District Judge Vanessa Baraitser said Assange “has an incentive to abscond” and would likely fail to show up for court proceedings on the U.S. appeal of the extradition decision.
“There are substantial grounds for believing that if Mr. Assange is released today he would fail to surrender to court and face the appeal proceedings,” she wrote.
Assange is being held in a maximum security prison in London.

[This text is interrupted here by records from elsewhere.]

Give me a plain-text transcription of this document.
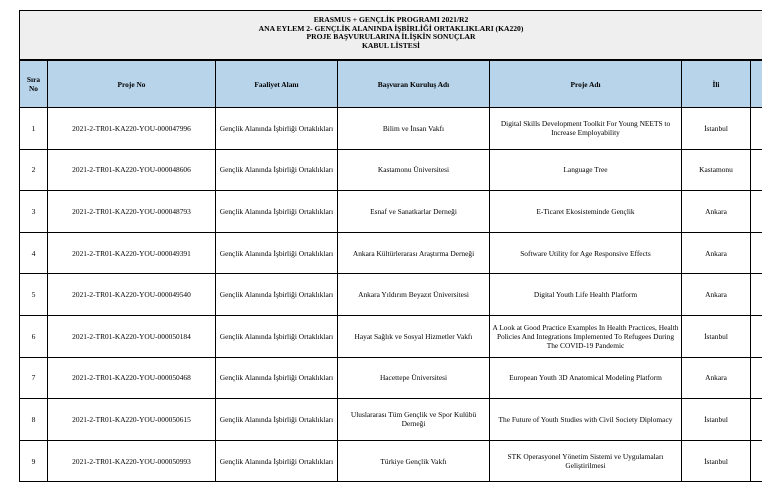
ERASMUS + GENÇLİK PROGRAMI 2021/R2
ANA EYLEM 2- GENÇLİK ALANINDA İŞBİRLİĞİ ORTAKLIKLARI (KA220)
PROJE BAŞVURULARINA İLİŞKİN SONUÇLAR
KABUL LİSTESİ
Sıra No	Proje No	Faaliyet Alanı	Başvuran Kuruluş Adı	Proje Adı	İli	
1	2021-2-TR01-KA220-YOU-000047996	Gençlik Alanında İşbirliği Ortaklıkları	Bilim ve İnsan Vakfı	Digital Skills Development Toolkit For Young NEETS to Increase Employability	İstanbul	
2	2021-2-TR01-KA220-YOU-000048606	Gençlik Alanında İşbirliği Ortaklıkları	Kastamonu Üniversitesi	Language Tree	Kastamonu	
3	2021-2-TR01-KA220-YOU-000048793	Gençlik Alanında İşbirliği Ortaklıkları	Esnaf ve Sanatkarlar Derneği	E-Ticaret Ekosisteminde Gençlik	Ankara	
4	2021-2-TR01-KA220-YOU-000049391	Gençlik Alanında İşbirliği Ortaklıkları	Ankara Kültürlerarası Araştırma Derneği	Software Utility for Age Responsive Effects	Ankara	
5	2021-2-TR01-KA220-YOU-000049540	Gençlik Alanında İşbirliği Ortaklıkları	Ankara Yıldırım Beyazıt Üniversitesi	Digital Youth Life Health Platform	Ankara	
6	2021-2-TR01-KA220-YOU-000050184	Gençlik Alanında İşbirliği Ortaklıkları	Hayat Sağlık ve Sosyal Hizmetler Vakfı	A Look at Good Practice Examples In Health Practices, Health Policies And Integrations Implemented To Refugees During The COVID-19 Pandemic	İstanbul	
7	2021-2-TR01-KA220-YOU-000050468	Gençlik Alanında İşbirliği Ortaklıkları	Hacettepe Üniversitesi	European Youth 3D Anatomical Modeling Platform	Ankara	
8	2021-2-TR01-KA220-YOU-000050615	Gençlik Alanında İşbirliği Ortaklıkları	Uluslararası Tüm Gençlik ve Spor Kulübü Derneği	The Future of Youth Studies with Civil Society Diplomacy	İstanbul	
9	2021-2-TR01-KA220-YOU-000050993	Gençlik Alanında İşbirliği Ortaklıkları	Türkiye Gençlik Vakfı	STK Operasyonel Yönetim Sistemi ve Uygulamaları Geliştirilmesi	İstanbul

The judge rejected the U.S. request for extradition on Monday, arguing that Assange’s “mental condition” would make the conditions of a U.S. prison “oppressive” for him, as he would be in “near total isolation.”
Assange’s defense offered to have him put under house arrest with GPS monitoring if he was granted bail, but the judge rejected their offer, saying Assange has “already demonstrated that he has been willing to flout the order of this court,” and “stringent conditions previously imposed upon him did nothing to prevent this.”
The 49-year-old Australian previously avoided prosecution by staying for seven years inside an Ecuadorian embassy in London.
“While we are extremely disappointed in the court’s ultimate decision, we are gratified that the United States prevailed on every point of law raised,” the Justice Department said in a statement. “In particular, the court rejected all of Mr. Assange’s arguments regarding political motivation, political offense, fair trial and freedom of speech.”
Assange faces a U.S. federal indictment of 17 espionage charges and one charge of computer misuse for his role in publishing classified military and diplomatic documents in 2010. Each count carries a maximum sentence of ten years, meaning Assange could face up to 175 years in prison.